Estudo publicado no British Medical Journal demonstrou que níveis elevados de vitamina D podem significar menor risco de desenvolver câncer, incluindo câncer de fígado. Em artigo, a nutricionista clínica Bruna Moraes (foto), do Instituto Central do Hospital das Clínicas da Faculdade de Medicina da Universidade de São Paulo (FMUSP), analisa os resultados.
O recente estudo “Plasma 25-hydroxyvitamin D concentration and subsequent risk of total and site specific cancers in Japanese population: large case-cohort study within Japan Public Health Center-based Prospective Study cohort”, publicado pelo British Medical Journal, apresenta a possibilidade da vitamina D possuir efeitos na prevenção de todos os tipos cânceres.
O estudo, uma coorte prospectiva iniciada em 1990, investigou o papel do estilo de vida e outros fatores no risco de câncer e outras doenças crônicas na saúde pública do Japão, e foi conduzido por um grupo de pesquisa designado pelo Ministério da Saúde, do Trabalho e do Bem-Estar até o ano de 2009.
Após uma seleção bastante criteriosa dos dados obtidos que incluiu amostra de sangue para avaliar dosagem de 1,25(OH)2D3 (calcitriol, metabólito ativo de vitamina D), histórico de câncer prévio ao início do estudo ou previamente a coleta de sangue, histórico de câncer na família, nacionalidade japonesa e presença de questionário preenchido com dados sobre estilo de vida (atividade física, alimentação, índice de massa corpórea (IMC), consumo de bebidas alcóolicas, tabagismo e presença de diabetes), os estudiosos dividiram a população do estudo entre os que apresentaram câncer no período de acompanhamento (n = 3301) e os que não apresentara (n = 4044).

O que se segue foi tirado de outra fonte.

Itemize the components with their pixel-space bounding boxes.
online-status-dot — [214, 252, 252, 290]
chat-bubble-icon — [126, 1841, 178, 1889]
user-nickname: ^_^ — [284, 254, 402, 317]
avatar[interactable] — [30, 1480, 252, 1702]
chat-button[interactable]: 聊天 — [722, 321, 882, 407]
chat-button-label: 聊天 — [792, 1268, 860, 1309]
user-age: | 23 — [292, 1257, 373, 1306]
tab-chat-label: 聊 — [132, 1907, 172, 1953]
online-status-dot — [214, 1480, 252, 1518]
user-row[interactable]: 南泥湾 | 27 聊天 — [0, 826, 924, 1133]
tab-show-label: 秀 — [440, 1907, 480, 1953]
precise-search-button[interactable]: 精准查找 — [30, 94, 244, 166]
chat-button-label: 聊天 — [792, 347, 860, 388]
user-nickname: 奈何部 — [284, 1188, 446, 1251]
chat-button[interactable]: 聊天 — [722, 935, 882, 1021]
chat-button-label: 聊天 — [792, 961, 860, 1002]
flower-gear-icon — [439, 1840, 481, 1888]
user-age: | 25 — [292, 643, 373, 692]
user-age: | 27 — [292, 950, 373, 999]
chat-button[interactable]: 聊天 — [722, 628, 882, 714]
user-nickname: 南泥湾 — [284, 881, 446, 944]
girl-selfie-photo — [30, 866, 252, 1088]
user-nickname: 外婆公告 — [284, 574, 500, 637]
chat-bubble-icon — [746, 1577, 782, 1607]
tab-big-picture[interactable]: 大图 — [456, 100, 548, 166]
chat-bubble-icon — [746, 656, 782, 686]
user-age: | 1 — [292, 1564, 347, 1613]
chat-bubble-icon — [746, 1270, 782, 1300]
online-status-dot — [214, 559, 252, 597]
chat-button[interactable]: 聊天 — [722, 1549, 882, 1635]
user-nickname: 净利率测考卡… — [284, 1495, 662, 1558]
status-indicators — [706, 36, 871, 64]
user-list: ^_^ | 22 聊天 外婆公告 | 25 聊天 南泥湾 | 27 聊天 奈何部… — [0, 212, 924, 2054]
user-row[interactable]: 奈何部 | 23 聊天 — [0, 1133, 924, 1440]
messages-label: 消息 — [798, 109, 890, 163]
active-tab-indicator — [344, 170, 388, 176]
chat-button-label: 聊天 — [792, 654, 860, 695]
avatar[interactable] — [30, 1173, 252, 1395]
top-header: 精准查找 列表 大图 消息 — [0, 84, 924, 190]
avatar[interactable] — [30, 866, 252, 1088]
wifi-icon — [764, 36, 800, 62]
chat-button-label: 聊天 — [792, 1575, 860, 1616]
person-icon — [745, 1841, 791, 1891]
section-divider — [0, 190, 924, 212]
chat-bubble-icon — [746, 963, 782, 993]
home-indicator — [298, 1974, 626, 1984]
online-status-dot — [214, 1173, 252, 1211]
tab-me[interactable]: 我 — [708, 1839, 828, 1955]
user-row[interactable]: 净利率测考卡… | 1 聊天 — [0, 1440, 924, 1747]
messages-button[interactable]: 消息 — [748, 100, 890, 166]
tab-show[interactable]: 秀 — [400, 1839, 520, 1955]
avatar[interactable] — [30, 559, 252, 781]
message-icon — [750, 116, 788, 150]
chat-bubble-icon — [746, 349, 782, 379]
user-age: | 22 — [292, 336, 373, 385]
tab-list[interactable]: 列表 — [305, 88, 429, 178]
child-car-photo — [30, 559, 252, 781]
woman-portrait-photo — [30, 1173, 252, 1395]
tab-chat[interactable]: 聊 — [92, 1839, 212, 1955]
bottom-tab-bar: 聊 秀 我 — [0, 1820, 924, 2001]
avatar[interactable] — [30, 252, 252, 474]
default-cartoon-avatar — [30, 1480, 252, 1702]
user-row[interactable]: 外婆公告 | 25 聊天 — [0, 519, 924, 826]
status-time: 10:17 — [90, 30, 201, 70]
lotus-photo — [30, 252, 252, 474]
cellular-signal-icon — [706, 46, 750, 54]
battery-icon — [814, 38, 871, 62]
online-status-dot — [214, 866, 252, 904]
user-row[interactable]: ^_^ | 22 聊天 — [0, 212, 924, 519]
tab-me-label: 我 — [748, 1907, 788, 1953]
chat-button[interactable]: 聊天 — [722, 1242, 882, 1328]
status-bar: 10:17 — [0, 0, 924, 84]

As diversas análises estatísticas mostraram que uma maior concentração de vitamina D foi associada ao menor risco de câncer. Esse achado permaneceu significativo mesmo após o ajuste para fatores de risco conhecidos para diversos tipos de câncer e em uma variedade de análises de sensibilidade. Entretanto, parece haver um limite de dose de vitamina D benéfica na redução do risco de cancer.
As análises compararam também pacientes que consumiram suplemento de vitamina D e aqueles que não consumiram com relação ao risco de câncer bem como o sítio específico do câncer e a associação com a vitamina D. Em ambos os casos, não houve diferença significativa a não ser para câncer de fígado, onde houve uma associação inversa, com maior risco de câncer quanto menor a concentração de vitamina D.
A relação da vitamina D e câncer tem sido abordada por inúmeros estudos fundamentados no fato do calcitriol exercer papel regulatório sobre genes que são envolvidos na transformação de células normais em cancerígenas, agindo no controle do ciclo celular, na apoptose, na adesão celular e na regulação da diferenciação e proliferação celular.
Entretanto, não há evidencias nas diferentes populações com relação aos resultados mostrados nesse estudo em população japonesa. Outros estudos similares, com menor número de participantes, não mostraram os mesmos resultados, não permitindo relacionar a prevenção em todos os tipos de cânceres. Tal observação pode vir da diferença genética e polimorfismos no gene que codifica os receptores de calcitriol (VDR) que também são relacionados ao desenvolvimento de câncer. Aparentemente, os asiáticos têm uma maior freqüência do alelo f em polimorfismos FokI, que é relatado como resultado de uma proteína VDR mais longa com menor atividade transcripcional alterando a expressão genica.
Embora o tamanho da amostra desse estudo fosse grande, a variedade de tumores em diferentes órgãos era relativamente pequena, particularmente para cânceres raros, e as análises podem não ter sido suficientes para associar todos os tipos de câncer. A maior relação entre câncer de fígado e vitamina D pode ser pelas funções metabólicas da vitamina e precisa ser mais estudada.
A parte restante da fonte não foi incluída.